Ritornare a Socrate: contro gli intellettuali

 

L’appellativo di “intellettuale” è ancor oggi in grande auge. Infatti, è quasi un titolo onorifico con il quale vengono definiti, filosofi, ì, politologi, sociologi, letterati, scrittori e perfino scienziati che, travalicando i confini assegnati alle scienze, si occupano di questione ”di pensiero”, abilmente utilizzando come paravento la scienza per argomentare su questioni di cui non hanno in realtà vera competenza, se non quella del fatto che “pensano qualche cosa”.Con difficoltà però l’appellativo si attribuisce, ad esempio, ad un uomo che si occupa solo di scienze o di tecnica, come, ad esempio, un medico, un astronomo, ad un geologo o un farmacista.

Il termine è molto è diffuso; ma la sua nascita e soprattutto il suo utilizzo, esteso anche a “personaggi” dell’antichità è abbastanza recente. L’origine è certa e precisa, risale all’Affaire Dreyfus che coinvolse in polemiche senza fine molti esponenti della cultura francese. Il 14 gennaio 1898 sul giornale “L’Aurore”, che aveva pubblicato il giorno prima il celebre testo d’E. Zola J’accuse, compare un Manifesto degli intellettuali. È l’atto di nascita del nome e soprattutto fin da allora ne viene definita la funzione. Intellettuale è colui che si occupa di una questione civile e politica, mettendo al suo servizio le proprie conoscenze e capacità, ma soprattutto la disponibilità della propria persona. Il termine non ebbe immediatamente un rapido successo, anzi per quasi venticinque anni non fu quasi più usato, nemmeno dai Futuristi che nel Manifesto di P. Martinetti, avrebbero dovuto magari identificarsi, considerato che in quegli anni si faceva strada la professione di “intellettuale”. Nel resto dell’Europa non ci furono adesioni al nuovo termine.
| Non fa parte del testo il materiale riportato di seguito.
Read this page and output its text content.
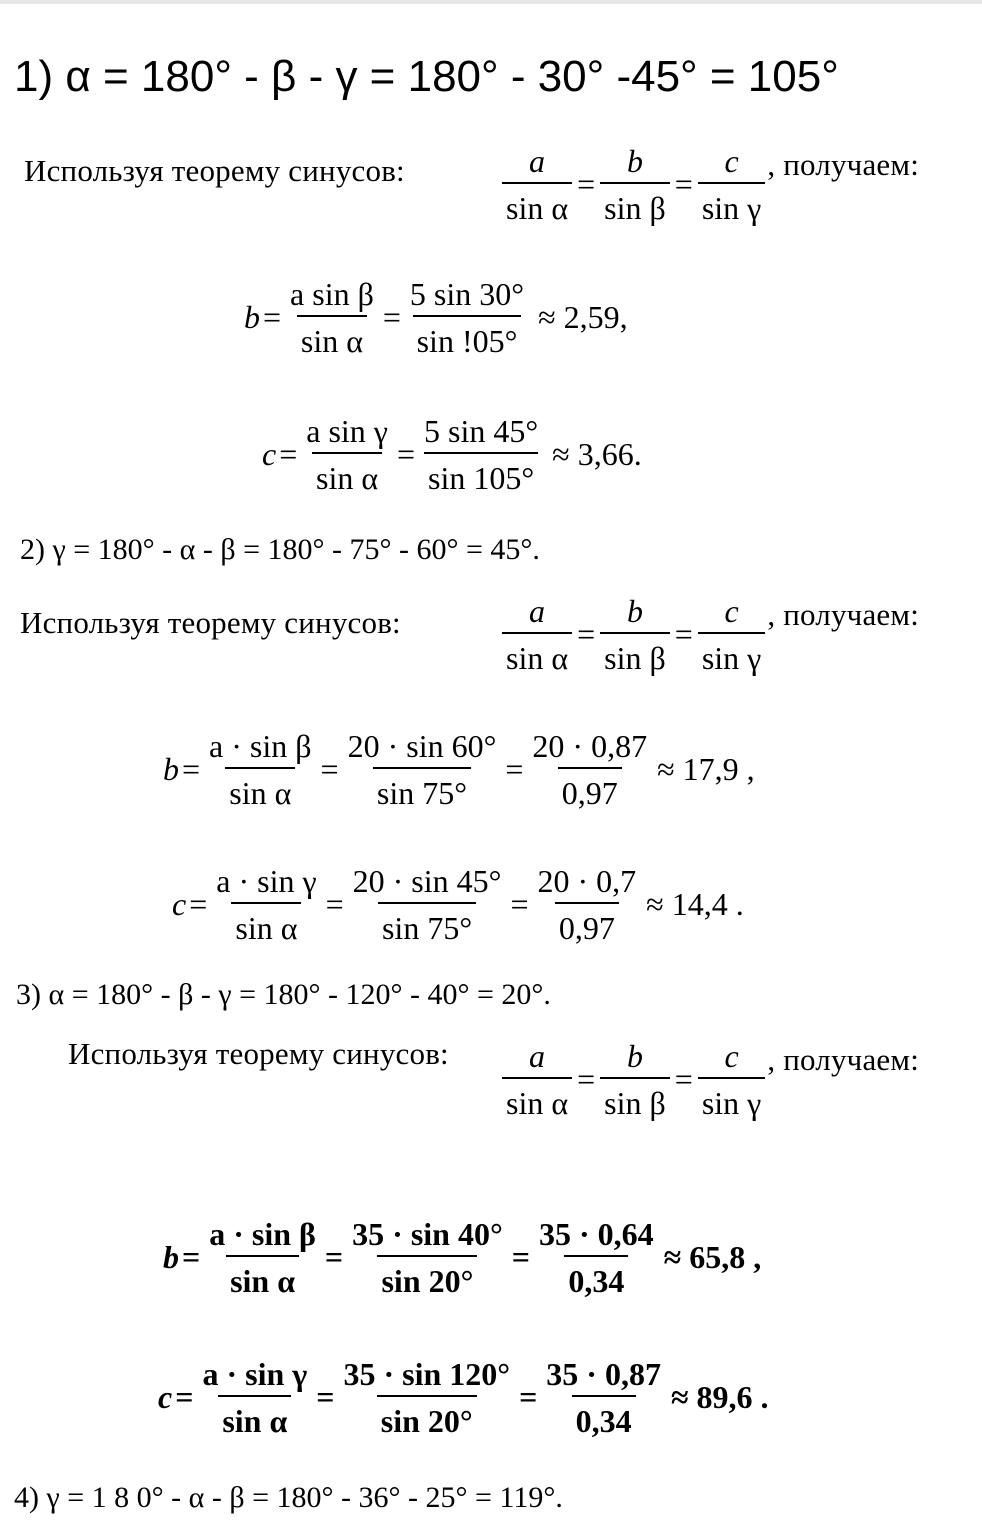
1) α = 180° - β - γ = 180° - 30° -45° = 105°
Используя теорему синусов:	$\frac{a}{\text{sin α}} = \frac{b}{\text{sin β}} = \frac{c}{\text{sin γ}}$ , получаем:
$b = \frac{\text{a sin β}}{\text{sin α}} = \frac{5 \sin 30^\circ}{\sin !05^\circ} \approx 2,59$,
$c = \frac{\text{a sin γ}}{\text{sin α}} = \frac{5 \sin 45^\circ}{\sin 105^\circ} \approx 3,66$.
2) γ = 180° - α - β = 180° - 75° - 60° = 45°.
Используя теорему синусов:	$\frac{a}{\text{sin α}} = \frac{b}{\text{sin β}} = \frac{c}{\text{sin γ}}$ , получаем:
$b = \frac{\text{a · sin β}}{\text{sin α}} = \frac{20 \cdot \sin 60^\circ}{\sin 75^\circ} = \frac{20 \cdot 0,87}{0,97} \approx 17,9$ ,
$c = \frac{\text{a · sin γ}}{\text{sin α}} = \frac{20 \cdot \sin 45^\circ}{\sin 75^\circ} = \frac{20 \cdot 0,7}{0,97} \approx 14,4$ .
3) α = 180° - β - γ = 180° - 120° - 40° = 20°.
Используя теорему синусов: $\frac{a}{\text{sin α}} = \frac{b}{\text{sin β}} = \frac{c}{\text{sin γ}}$ , получаем:
$b = \frac{\text{a · sin β}}{\text{sin α}} = \frac{35 \cdot \sin 40^\circ}{\sin 20^\circ} = \frac{35 \cdot 0,64}{0,34} \approx 65,8$ ,
$c = \frac{\text{a · sin γ}}{\text{sin α}} = \frac{35 \cdot \sin 120^\circ}{\sin 20^\circ} = \frac{35 \cdot 0,87}{0,34} \approx 89,6$ .
4) γ = 1 8 0° - α - β = 180° - 36° - 25° = 119°.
Ritornare a Socrate: contro gli intellettuali di I (Art. corrente, Pag. 1, Foto generica) 

Giovanni Gentile

 

Il termine ebbe nuova vita nei giorni 29 e 30 marzo 1925 a Bologna. In quella città il filosofo Giovanni Gentile, che rivestì della sua elaborazione proprio il fascismo, convocò un Convegno al quale aderirono molti esponenti delle scienze, lettere ed arti. Bologna, che era la prima città ad avere un’Università fascista, fondata da Leandro Arpinati, era la sede ideale. Il convegno aveva lo scopo dichiarato di radunare coloro che potevano porre la loro intelligenza al servizio del fascismo.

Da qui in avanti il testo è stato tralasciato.